Medic Alert bracelets can be engraved with emergency contacts and essential emergency medical information.  Vital medical facts will be stored on the Medic Alert computerized data base and released to emergency health care workers or authorized medical personnel.  The first year’s cost is only the cost of the bracelet ($35 for metal; $50 for sterling; $75 for 10K gold-filled; $300-$700 for designer bracelets and chains); subsequent years have a $15 annual fee.  Call 1-800-432-5378.

Safe Return is a nationwide identification, support and registration program designed to help when a person suffering from dementia wanders away from home.  When a disoriented person wearing a Safe Return bracelet, necklace or clothing label is found, citizens or law officials can call the Safe Return number.  Safe Return will notify the listed contacts.  Similarly, when a person becomes lost, Safe Return will fax their information to local law enforcement agencies.  Call 1-800-272-3900.

Torah tidbit:  On family obligations

Both men and women are obligated to give parents kavod, which is halachically translated into attending to their physical needs, and morah, which halachically translates into gestures of respect, i.e.: not sitting in their seats, not contradicting them, etc. (Yoreh Deah 240:17).

The Talmud modifies the obligation of a married woman on the basis that her first obligation is to her husband.  There is some debate as to whether that refers only to kavod, personal service, or also to the gestures of respect, when they are disagreeable to her spouse.  General consensus seems to be that the “dispensation” only applies to personal service.  The Shach rules that if her husband does not mind, her obligation to her parents is fully operative.

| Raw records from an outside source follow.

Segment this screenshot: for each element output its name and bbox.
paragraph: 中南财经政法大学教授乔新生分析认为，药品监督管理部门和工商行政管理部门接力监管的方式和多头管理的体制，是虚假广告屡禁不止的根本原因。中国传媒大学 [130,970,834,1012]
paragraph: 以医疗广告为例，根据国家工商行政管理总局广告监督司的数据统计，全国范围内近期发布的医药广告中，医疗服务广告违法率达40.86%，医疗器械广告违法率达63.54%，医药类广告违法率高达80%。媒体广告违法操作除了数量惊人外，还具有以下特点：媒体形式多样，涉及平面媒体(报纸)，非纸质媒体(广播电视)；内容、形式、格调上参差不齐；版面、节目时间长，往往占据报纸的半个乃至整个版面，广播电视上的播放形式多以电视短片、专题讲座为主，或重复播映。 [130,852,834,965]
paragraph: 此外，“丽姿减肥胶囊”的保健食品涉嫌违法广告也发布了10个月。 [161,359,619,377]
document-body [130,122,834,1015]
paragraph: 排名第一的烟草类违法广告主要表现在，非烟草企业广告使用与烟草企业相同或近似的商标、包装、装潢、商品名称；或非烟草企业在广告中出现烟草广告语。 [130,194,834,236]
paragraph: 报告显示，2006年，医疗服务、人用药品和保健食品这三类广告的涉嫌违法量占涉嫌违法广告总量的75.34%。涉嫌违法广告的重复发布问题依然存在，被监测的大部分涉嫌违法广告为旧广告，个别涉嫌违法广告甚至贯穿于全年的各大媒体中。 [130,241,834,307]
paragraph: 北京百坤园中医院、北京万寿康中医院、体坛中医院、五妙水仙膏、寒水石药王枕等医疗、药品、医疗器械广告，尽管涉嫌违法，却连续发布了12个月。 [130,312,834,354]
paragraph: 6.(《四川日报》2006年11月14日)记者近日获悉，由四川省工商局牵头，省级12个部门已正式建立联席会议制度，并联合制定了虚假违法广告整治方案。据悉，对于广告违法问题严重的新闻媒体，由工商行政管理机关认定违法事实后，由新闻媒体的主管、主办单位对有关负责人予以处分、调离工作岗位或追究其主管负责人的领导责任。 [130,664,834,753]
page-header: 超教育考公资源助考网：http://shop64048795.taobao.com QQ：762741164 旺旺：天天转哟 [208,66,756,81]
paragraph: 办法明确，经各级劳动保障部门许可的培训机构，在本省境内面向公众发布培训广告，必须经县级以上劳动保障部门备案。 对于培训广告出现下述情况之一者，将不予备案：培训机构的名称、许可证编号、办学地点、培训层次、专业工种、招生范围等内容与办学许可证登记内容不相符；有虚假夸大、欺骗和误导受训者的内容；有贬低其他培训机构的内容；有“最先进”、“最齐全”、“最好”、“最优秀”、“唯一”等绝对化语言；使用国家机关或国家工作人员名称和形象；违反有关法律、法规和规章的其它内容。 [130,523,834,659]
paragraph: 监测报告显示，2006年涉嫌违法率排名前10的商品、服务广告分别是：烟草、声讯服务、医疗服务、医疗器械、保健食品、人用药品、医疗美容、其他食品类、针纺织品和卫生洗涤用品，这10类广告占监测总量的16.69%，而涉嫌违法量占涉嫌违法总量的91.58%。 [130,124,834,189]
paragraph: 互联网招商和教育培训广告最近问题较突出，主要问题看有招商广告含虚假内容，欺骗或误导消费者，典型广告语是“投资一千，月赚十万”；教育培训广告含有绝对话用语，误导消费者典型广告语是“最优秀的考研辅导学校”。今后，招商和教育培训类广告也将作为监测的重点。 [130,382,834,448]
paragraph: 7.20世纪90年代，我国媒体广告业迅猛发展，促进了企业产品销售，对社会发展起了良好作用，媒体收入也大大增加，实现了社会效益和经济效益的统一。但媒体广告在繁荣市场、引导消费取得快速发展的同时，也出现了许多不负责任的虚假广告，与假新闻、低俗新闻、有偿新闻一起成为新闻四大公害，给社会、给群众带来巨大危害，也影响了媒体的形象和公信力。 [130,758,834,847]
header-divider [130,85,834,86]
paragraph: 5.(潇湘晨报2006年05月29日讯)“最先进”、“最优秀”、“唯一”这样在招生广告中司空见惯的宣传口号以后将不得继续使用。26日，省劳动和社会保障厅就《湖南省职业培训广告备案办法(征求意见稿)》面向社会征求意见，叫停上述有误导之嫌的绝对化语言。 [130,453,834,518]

It goes without saying that the ethics and morals of the Torah (“Its ways are ways of sweetness.”) dictates that all three parties; parents, daughter and husband, should be reasonable and compassionate in their demands on each other.  Without such consideration, family life would become dysfunctional.

—Rabbi Joseph Grunblatt

This article was featured in the Spring 1999 issue of Jewish Action.